Give us science, but not too much
This Weekly Standard piece is shocking without being surprising. We've known for years that Alfred Kinsey and his cult winked at pedophilia and treated criminals as unbiased researchers. Their work was fraudulent from beginning to end.
What I think is more interesting is the lack of outrage over the fact that the Kinsey cult continues to promulgate their teachings and glorify their leader under the guise of science.
Look at it this way: When a school board anywhere promotes Intelligent Design or Creationism, the education establishment, the MSM, and most of the blogosphere react with a combination of indignation and mockery. Fair enough. Bad science is in no one's interest.
But that same education establishment has erected a vast sex-ed structure whose foundations are based on bad science and reckless propaganda. (Not just Kinsey, but also works like Margaret Mead's Coming of Age in Samoa.) This, apparently, is OK.
The contrasting reactions tell us that more is at work here than devotion to science.

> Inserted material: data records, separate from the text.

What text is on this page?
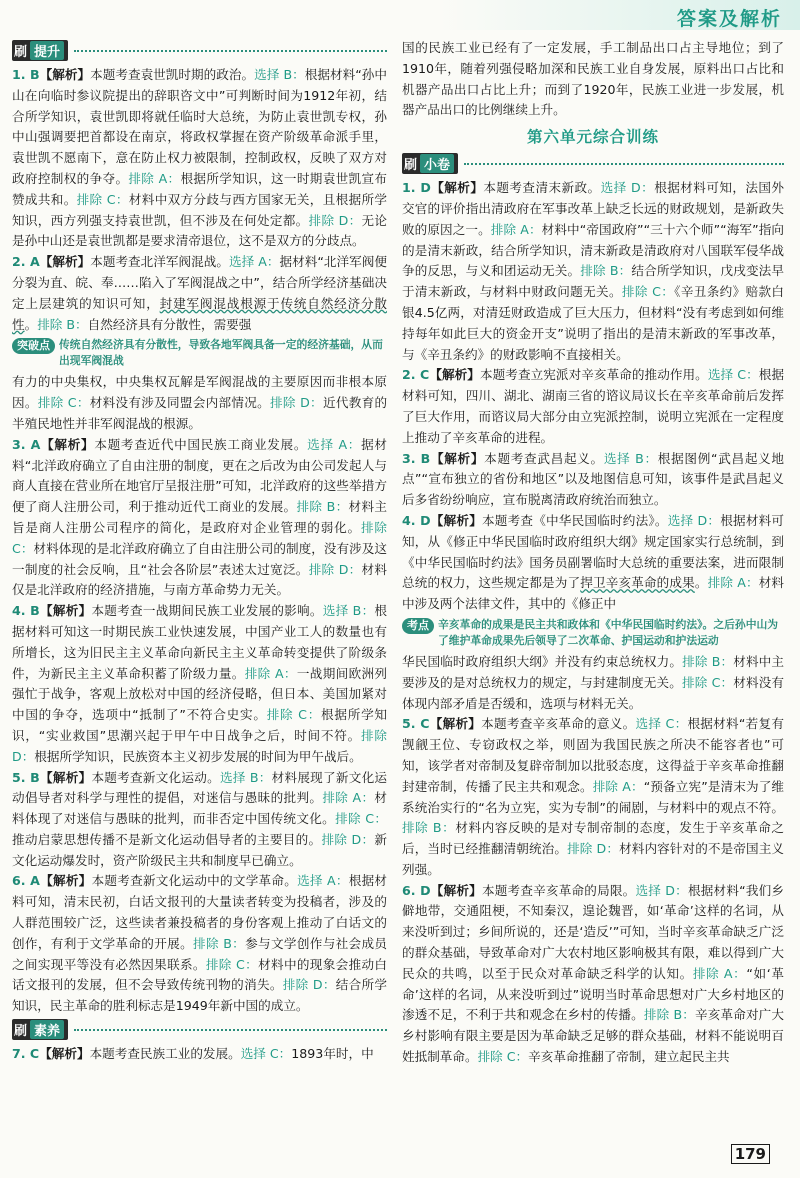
答案及解析
刷 提升

1. B【解析】本题考查袁世凯时期的政治。选择 B：根据材料“孙中山在向临时参议院提出的辞职咨文中”可判断时间为1912年初，结合所学知识，袁世凯即将就任临时大总统，为防止袁世凯专权，孙中山强调要把首都设在南京，将政权掌握在资产阶级革命派手里，袁世凯不愿南下，意在防止权力被限制，控制政权，反映了双方对政府控制权的争夺。排除 A：根据所学知识，这一时期袁世凯宣布赞成共和。排除 C：材料中双方分歧与西方国家无关，且根据所学知识，西方列强支持袁世凯，但不涉及在何处定都。排除 D：无论是孙中山还是袁世凯都是要求清帝退位，这不是双方的分歧点。

2. A【解析】本题考查北洋军阀混战。选择 A：据材料“北洋军阀便分裂为直、皖、奉……陷入了军阀混战之中”，结合所学经济基础决定上层建筑的知识可知，封建军阀混战根源于传统自然经济分散性。排除 B：自然经济具有分散性，需要强

突破点 传统自然经济具有分散性，导致各地军阀具备一定的经济基础，从而出现军阀混战

有力的中央集权，中央集权瓦解是军阀混战的主要原因而非根本原因。排除 C：材料没有涉及同盟会内部情况。排除 D：近代教育的半殖民地性并非军阀混战的根源。

3. A【解析】本题考查近代中国民族工商业发展。选择 A：据材料“北洋政府确立了自由注册的制度，更在之后改为由公司发起人与商人直接在营业所在地官厅呈报注册”可知，北洋政府的这些举措方便了商人注册公司，利于推动近代工商业的发展。排除 B：材料主旨是商人注册公司程序的简化，是政府对企业管理的弱化。排除 C：材料体现的是北洋政府确立了自由注册公司的制度，没有涉及这一制度的社会反响，且“社会各阶层”表述太过宽泛。排除 D：材料仅是北洋政府的经济措施，与南方革命势力无关。

4. B【解析】本题考查一战期间民族工业发展的影响。选择 B：根据材料可知这一时期民族工业快速发展，中国产业工人的数量也有所增长，这为旧民主主义革命向新民主主义革命转变提供了阶级条件，为新民主主义革命积蓄了阶级力量。排除 A：一战期间欧洲列强忙于战争，客观上放松对中国的经济侵略，但日本、美国加紧对中国的争夺，选项中“抵制了”不符合史实。排除 C：根据所学知识，“实业救国”思潮兴起于甲午中日战争之后，时间不符。排除 D：根据所学知识，民族资本主义初步发展的时间为甲午战后。

5. B【解析】本题考查新文化运动。选择 B：材料展现了新文化运动倡导者对科学与理性的提倡，对迷信与愚昧的批判。排除 A：材料体现了对迷信与愚昧的批判，而非否定中国传统文化。排除 C：推动启蒙思想传播不是新文化运动倡导者的主要目的。排除 D：新文化运动爆发时，资产阶级民主共和制度早已确立。

6. A【解析】本题考查新文化运动中的文学革命。选择 A：根据材料可知，清末民初，白话文报刊的大量读者转变为投稿者，涉及的人群范围较广泛，这些读者兼投稿者的身份客观上推动了白话文的创作，有利于文学革命的开展。排除 B：参与文学创作与社会成员之间实现平等没有必然因果联系。排除 C：材料中的现象会推动白话文报刊的发展，但不会导致传统刊物的消失。排除 D：结合所学知识，民主革命的胜利标志是1949年新中国的成立。

刷 素养

7. C【解析】本题考查民族工业的发展。选择 C：1893年时，中

国的民族工业已经有了一定发展，手工制品出口占主导地位；到了1910年，随着列强侵略加深和民族工业自身发展，原料出口占比和机器产品出口占比上升；而到了1920年，民族工业进一步发展，机器产品出口的比例继续上升。

第六单元综合训练
刷 小卷

1. D【解析】本题考查清末新政。选择 D：根据材料可知，法国外交官的评价指出清政府在军事改革上缺乏长远的财政规划，是新政失败的原因之一。排除 A：材料中“帝国政府”“三十六个师”“海军”指向的是清末新政，结合所学知识，清末新政是清政府对八国联军侵华战争的反思，与义和团运动无关。排除 B：结合所学知识，戊戌变法早于清末新政，与材料中财政问题无关。排除 C：《辛丑条约》赔款白银4.5亿两，对清廷财政造成了巨大压力，但材料“没有考虑到如何维持每年如此巨大的资金开支”说明了指出的是清末新政的军事改革，与《辛丑条约》的财政影响不直接相关。

2. C【解析】本题考查立宪派对辛亥革命的推动作用。选择 C：根据材料可知，四川、湖北、湖南三省的谘议局议长在辛亥革命前后发挥了巨大作用，而谘议局大部分由立宪派控制，说明立宪派在一定程度上推动了辛亥革命的进程。

3. B【解析】本题考查武昌起义。选择 B：根据图例“武昌起义地点”“宣布独立的省份和地区”以及地图信息可知，该事件是武昌起义后多省纷纷响应，宣布脱离清政府统治而独立。

4. D【解析】本题考查《中华民国临时约法》。选择 D：根据材料可知，从《修正中华民国临时政府组织大纲》规定国家实行总统制，到《中华民国临时约法》国务员副署临时大总统的重要法案，进而限制总统的权力，这些规定都是为了捍卫辛亥革命的成果。排除 A：材料中涉及两个法律文件，其中的《修正中

考点 辛亥革命的成果是民主共和政体和《中华民国临时约法》。之后孙中山为了维护革命成果先后领导了二次革命、护国运动和护法运动

华民国临时政府组织大纲》并没有约束总统权力。排除 B：材料中主要涉及的是对总统权力的规定，与封建制度无关。排除 C：材料没有体现内部矛盾是否缓和，选项与材料无关。

5. C【解析】本题考查辛亥革命的意义。选择 C：根据材料“若复有觊觎王位、专窃政权之举，则固为我国民族之所决不能容者也”可知，该学者对帝制及复辟帝制加以批驳态度，这得益于辛亥革命推翻封建帝制，传播了民主共和观念。排除 A：“预备立宪”是清末为了维系统治实行的“名为立宪，实为专制”的闹剧，与材料中的观点不符。排除 B：材料内容反映的是对专制帝制的态度，发生于辛亥革命之后，当时已经推翻清朝统治。排除 D：材料内容针对的不是帝国主义列强。

6. D【解析】本题考查辛亥革命的局限。选择 D：根据材料“我们乡僻地带，交通阻梗，不知秦汉，遑论魏晋，如‘革命’这样的名词，从来没听到过；乡间所说的，还是‘造反’”可知，当时辛亥革命缺乏广泛的群众基础，导致革命对广大农村地区影响极其有限，难以得到广大民众的共鸣，以至于民众对革命缺乏科学的认知。排除 A：“如‘革命’这样的名词，从来没听到过”说明当时革命思想对广大乡村地区的渗透不足，不利于共和观念在乡村的传播。排除 B：辛亥革命对广大乡村影响有限主要是因为革命缺乏足够的群众基础，材料不能说明百姓抵制革命。排除 C：辛亥革命推翻了帝制，建立起民主共

179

Nor can I explain it in terms of relative importance or utility. Very few high school students will ever "use" Darwinian theory in the real world. But teen-age hormones ensure that the "lessons" kids learn (or don't learn or aren't taught) about sex, marriage, and promiscuity matter a great deal.
It matters, more importantly, to society as a whole, not just the students. Early motherhood, broken homes, never-formed homes-all of these contribute to crime and poverty. But we can't address them effectively because those concerns seem so pre-Kinsey.